Let’s assume though that voter turnout is down in the Sandy-hit states. Romney and Obama lose votes. Perhaps Obama loses a few more, but even if it is equal proportionately, just a 5-10% drop in voter turnout could tip the popular vote towards Romney because few voters mean a smaller majority for Obama in these states.
Here is a look at how important the states hit by Sandy were for the Obama vote totals in 2008. The numbers next to the state are the the margin of victory for Obama that year.
- Virginia: 235,000
- Ohio: 262,000
- Pennsylvania: 621,000
- District of Columbia: 228,000
- New York: 2,052,000
- Maryland: 670,000
- Delaware: 103,000
- New Jersey: 602,000
- Massachusetts: 796,000
- Connecticut: 368,000
- Rhode Island: 131,000
- New Hampshire: 68,000
- Maine: 126,000
These 13 states lead to an Obama margin of 6,262,000 votes, approximately. In today’s electoral vote count, they equal 143 or over half of the 270 needed to win. Obama’s 2008 margin of victory nationally was 9,549,000. His vote total will undoubtedly be lower in 2012 than 2008, as will his margin of victory, but these states will still represent the bulk of Obama’s popular vote.

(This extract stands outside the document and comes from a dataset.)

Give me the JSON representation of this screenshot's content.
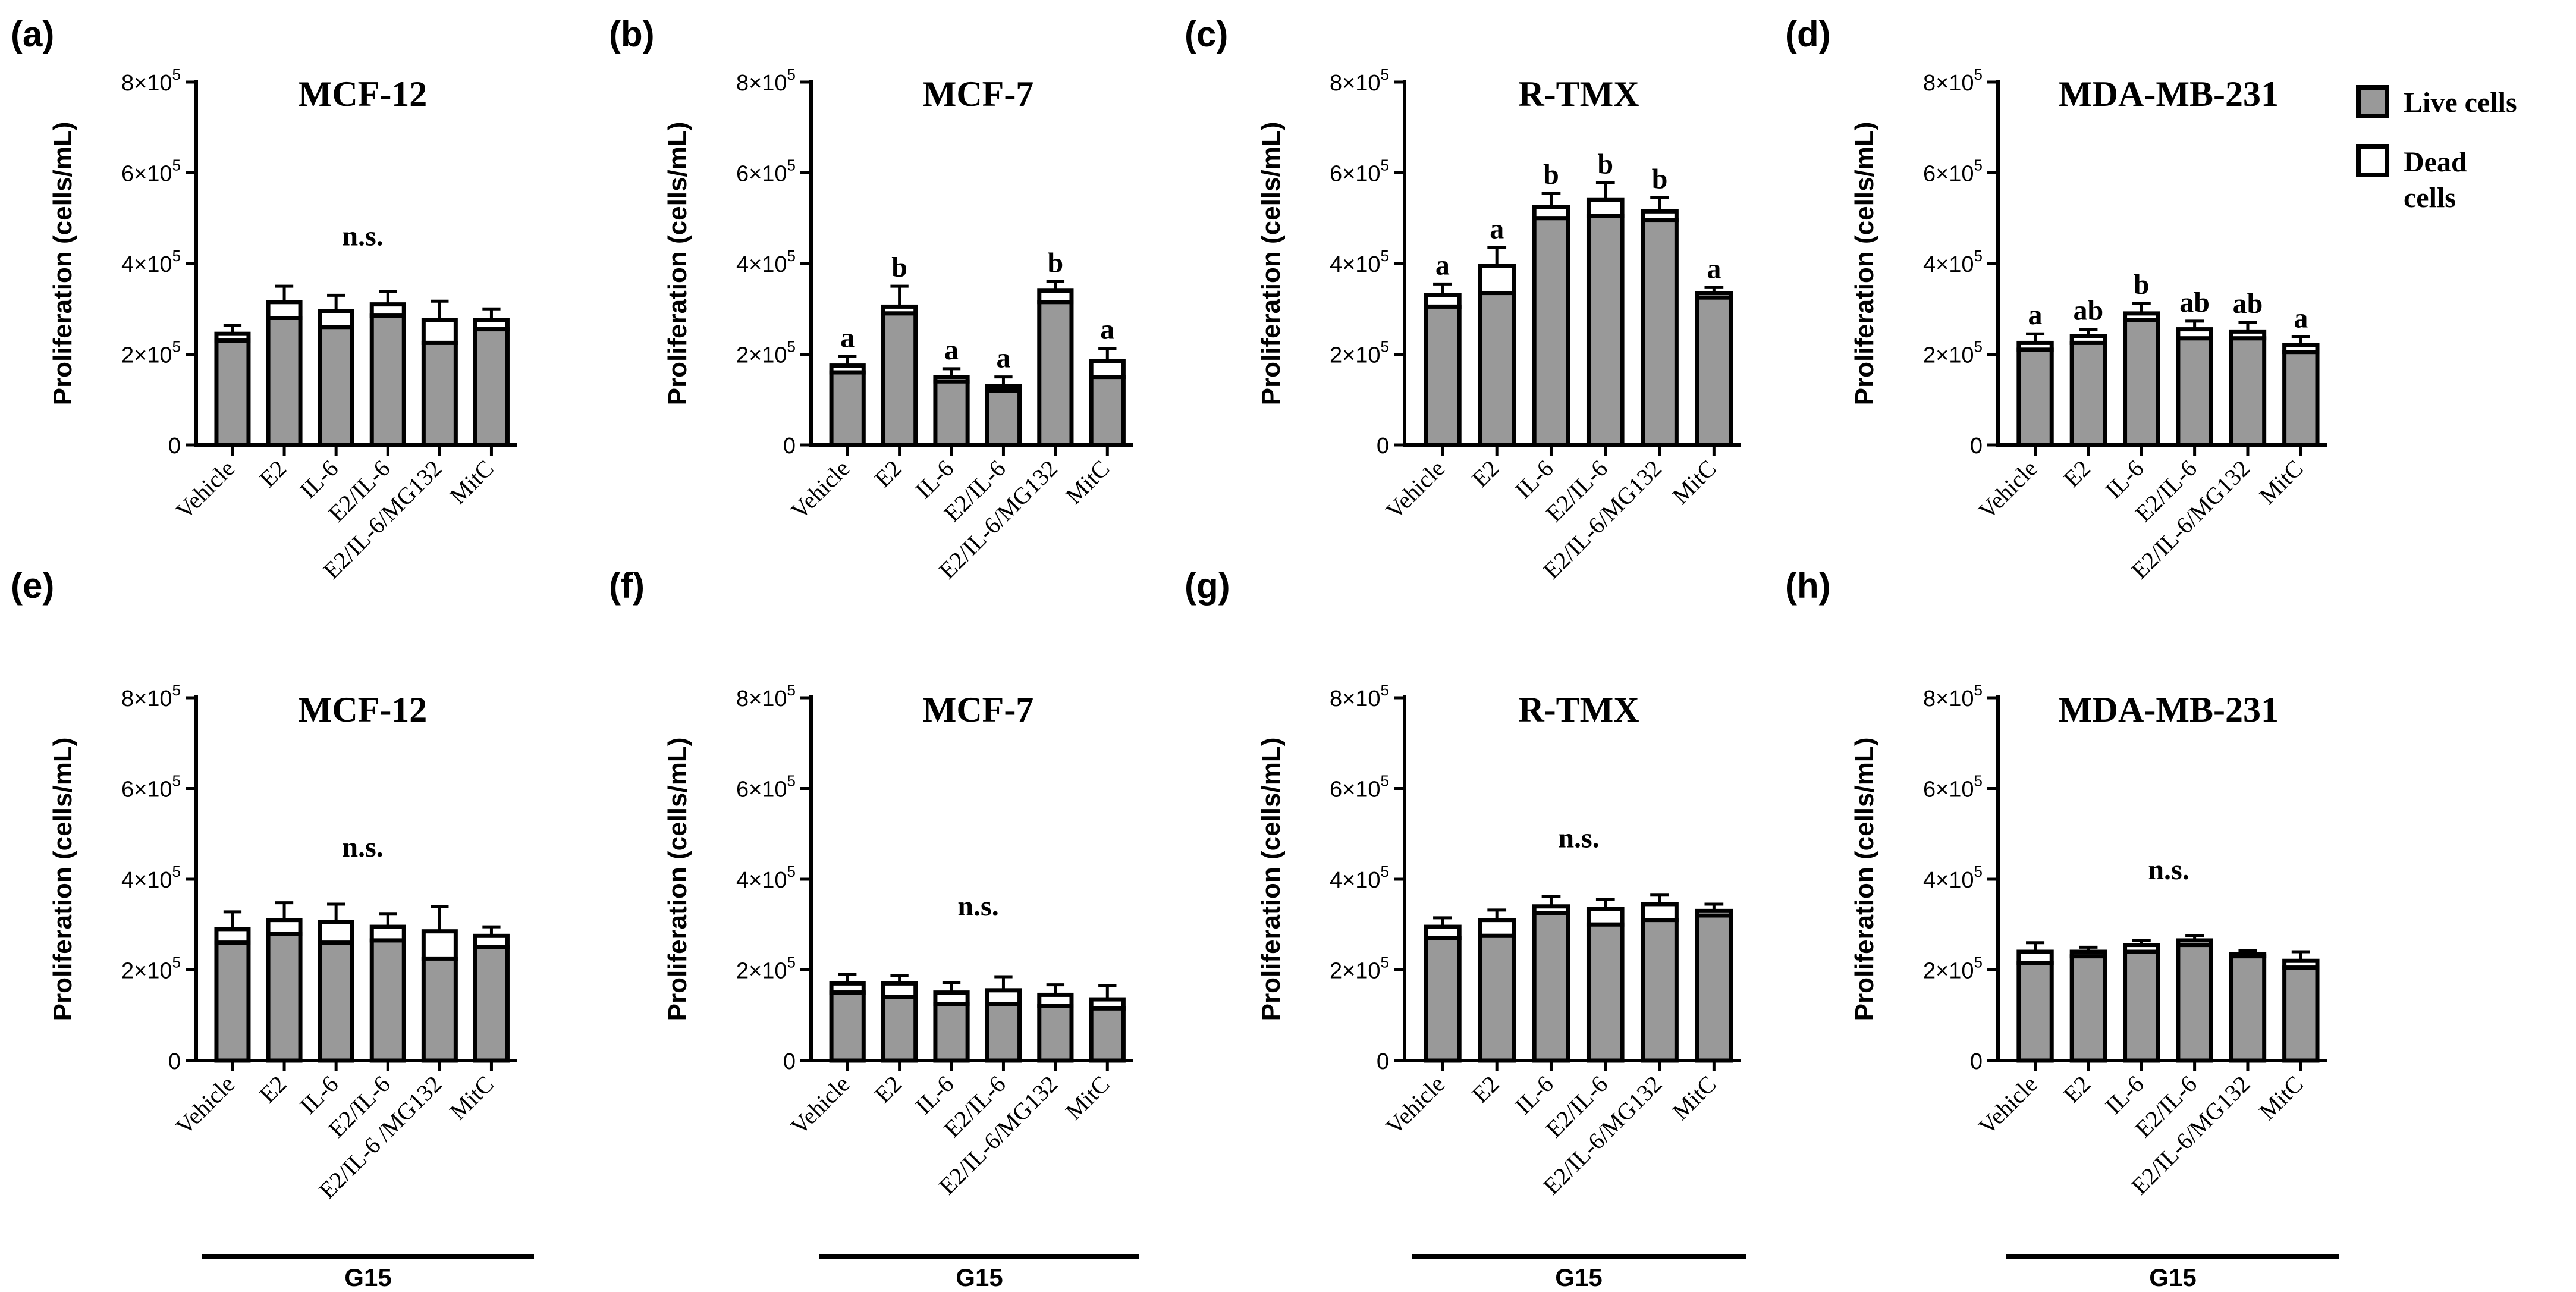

It’s not unreasonable to assume that instead of a 6 million-plus margin of victory, Obama may only win these states by 4 million. A lower vote turnout could drop another few hundred thousand, perhaps as much as 500,000 from Obama’s victory margin.
The only state hit by Sandy that was a certain Romney state was West Virginia. Yet McCain only won that state by 94,000. It is insignificant compared to the other states.
Romney will run up huge margins of victory through much of the South, Appalachia, Great Plains and some of the West. He will build on McCain’s already comfortable vote percentages of 60% or more. The other Obama states from Minnesota to Washington to California will have lower Obama vote totals too. Taken together, the rest of the 2008 Obama states and McCain states tipped to Obama by three million. It’s very likely that Romney will have a plurality outside of the East Coast this year.
The 2008 totals are only important for highlighting how important the mid-Atlantic to New England states are for Obama. Right now, the polls show a dead heat at around 49%. The 9-million-vote lead in 2008 happened with Obama getting 52.9% to McCain’s 45.6%. That 9-million-vote cushion doesn’t exist this time.
Take away another half-a-million Obama votes on the East Coast and that translates to slightly less than half a percentage point in Obama’s national vote total. It might not cost him the election, but he might make the annals of history with George W. Bush, Benjamin Harrison and Rutherford Hayes. All became president even though more Americans preferred another candidate in the popular vote. What makes Obama unique is that he would be the first president ever reelected despite losing the popular vote.
If Obama thinks the Republican Party was being obstructionist to him in his first term, he probably can’t even imagine how the next four years could be when they consider him an illegitimate president.